Não adianta de nada continuarmos a ser todos Charlie, a manter no Facebook (já sem sequer nos lembrarmos do porquê) a foto de perfil com as cores da bandeira francesa em marca de água, não adianta irmos aos concertos solidários ou ajudar na recolha de alimentos das instituições que, todos os dias, vão para as ruas auxiliar quem não tem um pedaço de pão ou um alimento quente, se dentro do nosso coração não começarmos a viver um amor profundo por quem somos e, dessa forma, compreendermos que somos todos iguais, independentemente de raça, sexo, orientação sexual, religião ou qualquer outro factor. Como as velhas beatas que batem no peito na igreja, que seguem a missa de fio a pavio, comungam e comem a hóstia, mas que depois vêm para a rua e falam da vida desta e de como a outra estava vestida, também de nada serve sermos solidários com uns, se aos outros criticamos.

O tempo de intolerância que vivemos é acompanhado por um radicalismo que, por um lado, é muito visível, mas que tem uma face muito subtil. O tempo da intolerância terá de dar lugar ao tempo da partilha e do equilíbrio, da comunicação e da cedência, do trabalho por um bem comum, acima de ideologias e de verdades. Da mesma forma, o tempo da intolerância, que nada mais é do que um tempo de medo, pois todos temos medo do que é diferente, do que foge de um determinado padrão que nos foi incutido, que nos castra e tolda o pensamento, a compreensão, a razão e o coração, precisa de dar lugar a um tempo de aceitação, de amor, de dádiva. O tempo da intolerância esgota-nos, consome-nos, cada dia mais, leva-nos a extremos de falta de humanidade, de falta de amor ao próximo, talvez aquilo que mais necessitamos neste momento.
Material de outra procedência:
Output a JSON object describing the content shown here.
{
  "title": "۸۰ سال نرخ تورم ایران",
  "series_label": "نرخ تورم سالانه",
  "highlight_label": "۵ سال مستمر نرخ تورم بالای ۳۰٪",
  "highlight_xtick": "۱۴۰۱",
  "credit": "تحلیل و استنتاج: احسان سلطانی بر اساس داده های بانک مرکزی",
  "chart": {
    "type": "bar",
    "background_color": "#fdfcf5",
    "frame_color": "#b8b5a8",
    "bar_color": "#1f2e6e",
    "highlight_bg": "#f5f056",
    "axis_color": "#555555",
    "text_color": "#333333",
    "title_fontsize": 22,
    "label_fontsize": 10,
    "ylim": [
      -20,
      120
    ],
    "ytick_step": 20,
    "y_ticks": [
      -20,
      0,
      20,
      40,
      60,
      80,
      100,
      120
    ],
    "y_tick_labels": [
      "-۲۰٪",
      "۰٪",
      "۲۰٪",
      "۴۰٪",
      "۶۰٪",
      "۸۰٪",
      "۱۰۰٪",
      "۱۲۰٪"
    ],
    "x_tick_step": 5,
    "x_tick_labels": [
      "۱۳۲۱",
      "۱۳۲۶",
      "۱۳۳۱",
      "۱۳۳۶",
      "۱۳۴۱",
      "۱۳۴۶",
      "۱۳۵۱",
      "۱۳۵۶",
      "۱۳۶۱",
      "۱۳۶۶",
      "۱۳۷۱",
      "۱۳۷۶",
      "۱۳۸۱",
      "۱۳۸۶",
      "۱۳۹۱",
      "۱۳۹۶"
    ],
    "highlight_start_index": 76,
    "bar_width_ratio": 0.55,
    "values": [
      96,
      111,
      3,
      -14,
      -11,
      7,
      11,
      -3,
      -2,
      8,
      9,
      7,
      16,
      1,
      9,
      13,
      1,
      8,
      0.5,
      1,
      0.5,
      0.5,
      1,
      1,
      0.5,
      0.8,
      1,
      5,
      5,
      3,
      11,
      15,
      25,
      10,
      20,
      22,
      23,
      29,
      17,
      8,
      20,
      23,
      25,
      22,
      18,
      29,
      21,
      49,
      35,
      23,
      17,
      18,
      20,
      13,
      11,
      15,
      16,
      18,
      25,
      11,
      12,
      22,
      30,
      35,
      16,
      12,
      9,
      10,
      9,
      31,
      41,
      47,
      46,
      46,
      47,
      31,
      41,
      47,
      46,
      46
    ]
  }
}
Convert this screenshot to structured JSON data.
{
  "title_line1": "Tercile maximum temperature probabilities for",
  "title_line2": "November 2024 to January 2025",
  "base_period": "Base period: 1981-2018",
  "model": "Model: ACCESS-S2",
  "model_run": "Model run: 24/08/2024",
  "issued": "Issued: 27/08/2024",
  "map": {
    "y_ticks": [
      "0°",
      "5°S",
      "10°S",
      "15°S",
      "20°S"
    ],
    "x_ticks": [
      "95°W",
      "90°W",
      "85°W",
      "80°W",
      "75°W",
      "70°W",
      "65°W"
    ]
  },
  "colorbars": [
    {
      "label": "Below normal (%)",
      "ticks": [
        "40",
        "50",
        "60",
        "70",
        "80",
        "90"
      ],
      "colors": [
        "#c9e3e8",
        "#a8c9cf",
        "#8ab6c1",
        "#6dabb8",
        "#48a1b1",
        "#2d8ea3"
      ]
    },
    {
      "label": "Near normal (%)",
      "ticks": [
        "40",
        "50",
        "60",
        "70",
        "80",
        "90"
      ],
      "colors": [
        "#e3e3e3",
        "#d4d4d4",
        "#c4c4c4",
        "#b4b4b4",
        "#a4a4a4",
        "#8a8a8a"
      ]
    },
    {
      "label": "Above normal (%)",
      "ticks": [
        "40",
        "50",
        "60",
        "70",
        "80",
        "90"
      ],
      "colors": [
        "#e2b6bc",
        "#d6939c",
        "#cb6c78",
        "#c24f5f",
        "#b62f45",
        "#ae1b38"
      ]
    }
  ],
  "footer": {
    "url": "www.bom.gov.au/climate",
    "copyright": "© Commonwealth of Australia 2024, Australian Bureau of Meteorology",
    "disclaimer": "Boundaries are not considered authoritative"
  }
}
Este esgotamento, acredito, pode levar-nos longe, no muito bom sentido, se soubermos trazer de dentro de nós a capacidade de mudar a nossa forma de estar, a nossa forma de ser, as nossas crenças, libertando-nos das coisas que realmente nos consomem. O materialismo, o poder, o fundamento radical da religião, manifestação, no fundo, também ela, de um poder, a arrogância, a falta de amor, o medo, esses, sim, são os verdadeiros cancros duma sociedade que está em plena ruptura e que, se formos sensatos, saberemos deixar quebrar, cair, para depois poder reconstruir, com novas fundações, com novas ideias, com um novo propósito. Precisamos de aprender a amarmo-nos a nós mesmos, pois apenas dessa forma seremos capazes de amar os outros devidamente, e tudo o que vemos acontecer, na verdade, para mim, é apenas mais um reflexo dessa carência, dessa falta de amor que construímos ao longo de tanto tempo de racionalidade, de culpa, de castigo. Décadas, séculos, talvez, sejam necessários para tal transformação, mas a verdade é que tudo está a começar agora, neste preciso momento, e é este o momento, até agora, mais importante para fazermos começarmos, cada um de nós, a fazer algo.